Monthly Archive for September, 2009

Bring Back the Guy Under The Seats

Dave Letterman is now officially the Keith Olbermann of late night talk.  Between his schmoozfests with any liberal-leaning guest, he uses his cutting sarcasm on any invitees espousing conservative values.  The latest example of the former was his lovefest with whacky science czar John Holdren.  The second time he’s appeared on his show, no less.  Holden’s the dude that believes in mass sterilization and forced abortions for population control and takes global warming hysterics to another level.

I was a huge, I mean huge, fan of Letterman when he started, until his political opinions started appearing in his monologues and “interviews”.  I went to see his show in NYC and was a regular viewer for many years.  I was really disappointed to see Leno get the Tonight Show job over him because I thought Letterman was funnier and wouldn’t be the kiss-up that Leno was to his guests.  Well, Dave ended up doing the same with anyone on his show that had his political views (i.e leftist ones, and it wouldn’t hurt if you threw a barb at one of the George Bushes).

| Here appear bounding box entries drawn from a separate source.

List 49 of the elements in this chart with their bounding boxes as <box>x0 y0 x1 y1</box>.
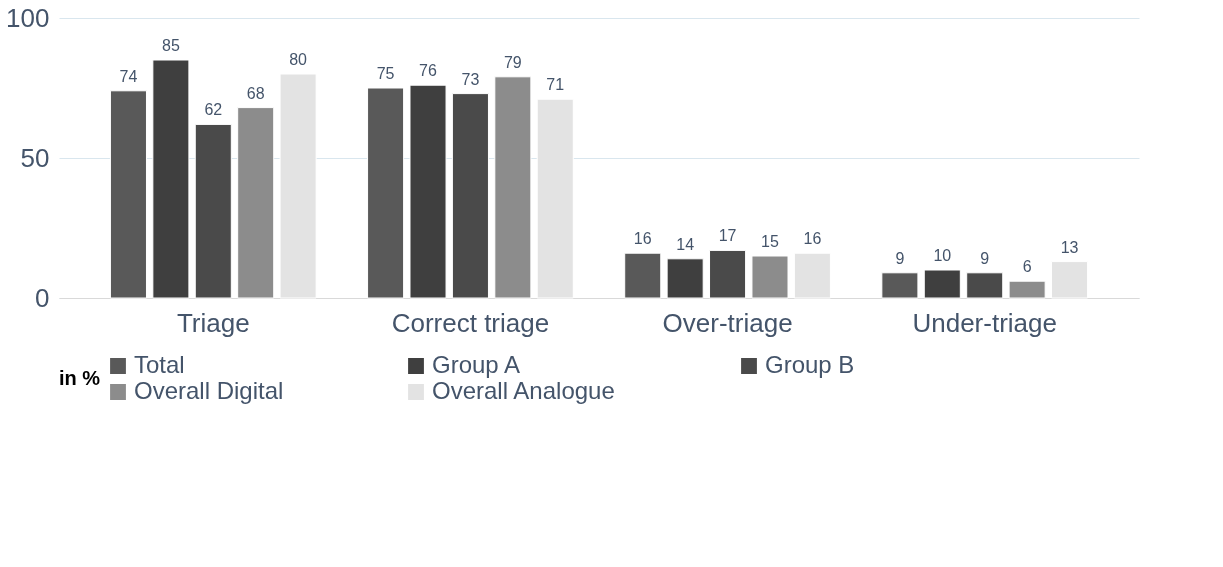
bar <box>109 90 147 299</box>
bar <box>237 107 275 299</box>
bar <box>709 249 747 299</box>
data-label: 13 <box>1060 238 1079 256</box>
data-label: 10 <box>933 247 952 264</box>
legend-label: Group A <box>432 351 521 378</box>
data-label: 16 <box>803 230 822 248</box>
bar <box>194 123 232 299</box>
data-label: 71 <box>546 76 565 94</box>
legend-label: Overall Digital <box>134 377 284 404</box>
y-tick-label: 100 <box>6 2 50 33</box>
legend-label: Overall Analogue <box>432 377 615 404</box>
bar <box>367 87 405 299</box>
y-tick-label: 0 <box>35 282 50 313</box>
bar <box>451 93 489 299</box>
x-tick-label: Over-triage <box>662 307 793 338</box>
data-label: 9 <box>895 249 905 267</box>
data-label: 80 <box>289 51 308 68</box>
legend-title: in % <box>59 367 101 389</box>
data-label: 9 <box>980 249 990 267</box>
data-label: 16 <box>633 230 652 248</box>
bar <box>409 84 447 299</box>
data-label: 15 <box>761 233 779 250</box>
data-label: 62 <box>204 101 223 119</box>
x-tick-label: Under-triage <box>912 307 1057 338</box>
legend-label: Total <box>134 351 185 378</box>
bar <box>923 269 961 299</box>
x-tick-label: Triage <box>176 307 250 338</box>
data-label: 85 <box>161 37 180 54</box>
bar <box>494 76 532 299</box>
bar <box>881 272 919 299</box>
data-label: 73 <box>461 70 480 88</box>
data-label: 75 <box>376 65 395 82</box>
bar <box>966 272 1004 299</box>
data-label: 76 <box>419 62 438 80</box>
data-label: 6 <box>1022 258 1032 276</box>
x-tick-label: Correct triage <box>391 307 550 338</box>
bar <box>751 255 789 299</box>
bar <box>1008 280 1046 299</box>
bar <box>152 59 190 299</box>
data-label: 17 <box>718 227 737 245</box>
data-label: 68 <box>246 84 265 102</box>
data-label: 74 <box>119 67 138 85</box>
bar <box>666 258 704 299</box>
y-tick-label: 50 <box>20 142 50 173</box>
data-label: 79 <box>503 53 522 71</box>
bar <box>624 252 662 299</box>
legend-label: Group B <box>765 351 855 378</box>
data-label: 14 <box>676 235 695 253</box>
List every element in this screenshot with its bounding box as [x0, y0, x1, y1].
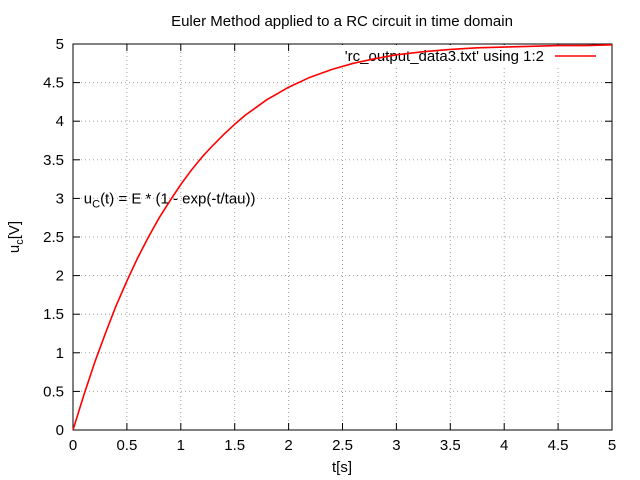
y-tick-labels: 0 0.5 1 1.5 2 2.5 3 3.5 4 4.5 5 — [43, 36, 64, 439]
y-axis-label-suffix: [V] — [6, 221, 23, 239]
formula-prefix: u — [84, 190, 92, 207]
x-tick-label: 0.5 — [116, 437, 137, 454]
x-tick-label: 1.5 — [224, 437, 245, 454]
legend: 'rc_output_data3.txt' using 1:2 — [322, 45, 610, 67]
x-tick-label: 0 — [69, 437, 77, 454]
legend-mask — [322, 45, 610, 67]
chart-title: Euler Method applied to a RC circuit in … — [171, 13, 513, 30]
x-tick-label: 1 — [177, 437, 185, 454]
y-tick-label: 1 — [56, 345, 64, 362]
x-tick-label: 3.5 — [440, 437, 461, 454]
formula-sub: C — [92, 198, 100, 210]
y-tick-label: 3 — [56, 190, 64, 207]
x-tick-labels: 0 0.5 1 1.5 2 2.5 3 3.5 4 4.5 5 — [69, 437, 616, 454]
series-line — [72, 43, 613, 431]
x-tick-label: 5 — [608, 437, 616, 454]
x-tick-label: 2 — [284, 437, 292, 454]
y-tick-label: 4 — [56, 113, 64, 130]
formula-annotation: uC(t) = E * (1 - exp(-t/tau)) — [84, 190, 256, 210]
y-axis-label-main: u — [6, 245, 23, 253]
y-tick-label: 3.5 — [43, 152, 64, 169]
y-tick-label: 5 — [56, 36, 64, 53]
y-tick-label: 2 — [56, 268, 64, 285]
y-tick-label: 4.5 — [43, 75, 64, 92]
x-tick-label: 4 — [500, 437, 508, 454]
y-tick-label: 1.5 — [43, 306, 64, 323]
y-axis-label: uc[V] — [6, 221, 26, 253]
legend-label: 'rc_output_data3.txt' using 1:2 — [345, 48, 544, 65]
x-tick-label: 3 — [392, 437, 400, 454]
formula-suffix: (t) = E * (1 - exp(-t/tau)) — [100, 190, 255, 207]
y-tick-label: 0 — [56, 422, 64, 439]
y-tick-label: 0.5 — [43, 383, 64, 400]
x-axis-label: t[s] — [332, 459, 352, 476]
y-tick-label: 2.5 — [43, 229, 64, 246]
grid — [73, 44, 612, 430]
x-tick-label: 2.5 — [332, 437, 353, 454]
y-axis-label-sub: c — [14, 239, 26, 245]
x-tick-label: 4.5 — [548, 437, 569, 454]
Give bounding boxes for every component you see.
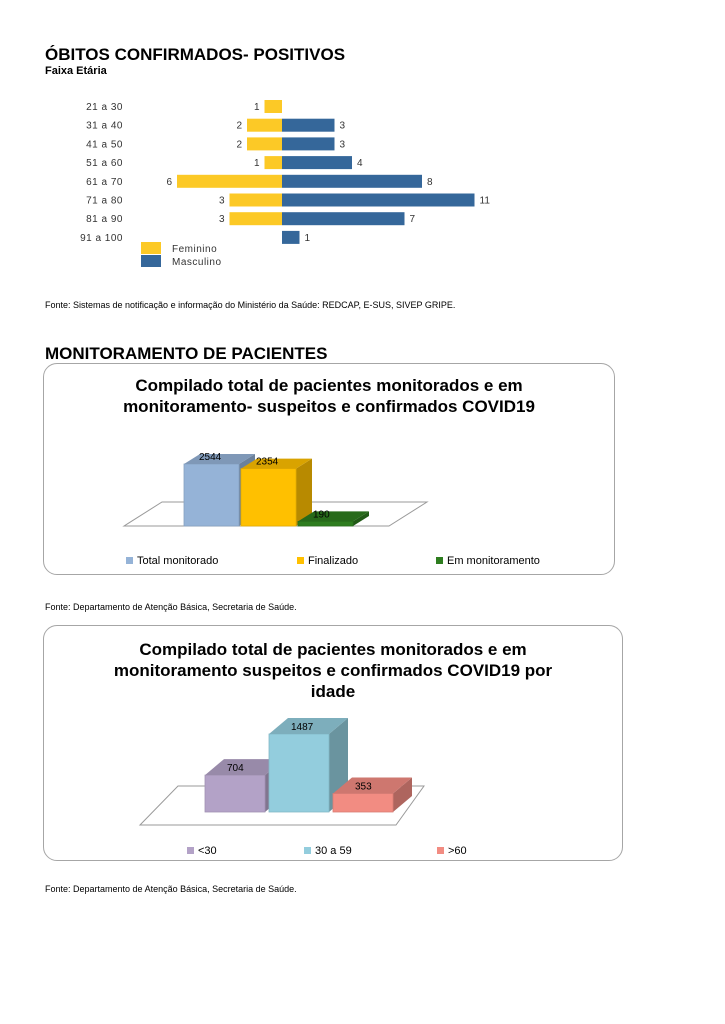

I miss the days of Chris Elliott as a regular in The Guy Under the Seats, Stupid Pet Tricks, and throwing stuff off a five story building.

Conan is the best.  He keeps the politics out and he keeps it funny.

Uhhh, What About that Manslaughter Thingie?

I know that one shouldn’t speak ill of the dead, but now that the eulogy lovefest is over, VDH writes about some things in lifelong politician Ted Kennedy’s past that NPR and other liberal shills conveniently left out of his glorious obit:

So Ted Kennedy railed against the special treatment accorded Richard Nixon through Gerald Ford’s presidential pardon: “Is there one system of justice for the average citizen and another system for the high and mighty?” Yet Kennedy himself serially cheated in college — and expected his family influence to mitigate punishment. Reckless driving and intoxication were accepted indulgences without many consequences. His explanations for the Chappaquiddick fiasco — where he was going, how he crashed, where he went and whom he contacted while his passenger was drowning — were not just mendacious, but surreal. No matter — a clear case of involuntary manslaughter for the “average citizen” was reduced to a traffic violation for the “high and mighty.” …. entire article here

47 years in the Senate.  47 years of not walking the talk. That may be his most impressive legacy.  Although that seems to be standard for our representatives on the hill.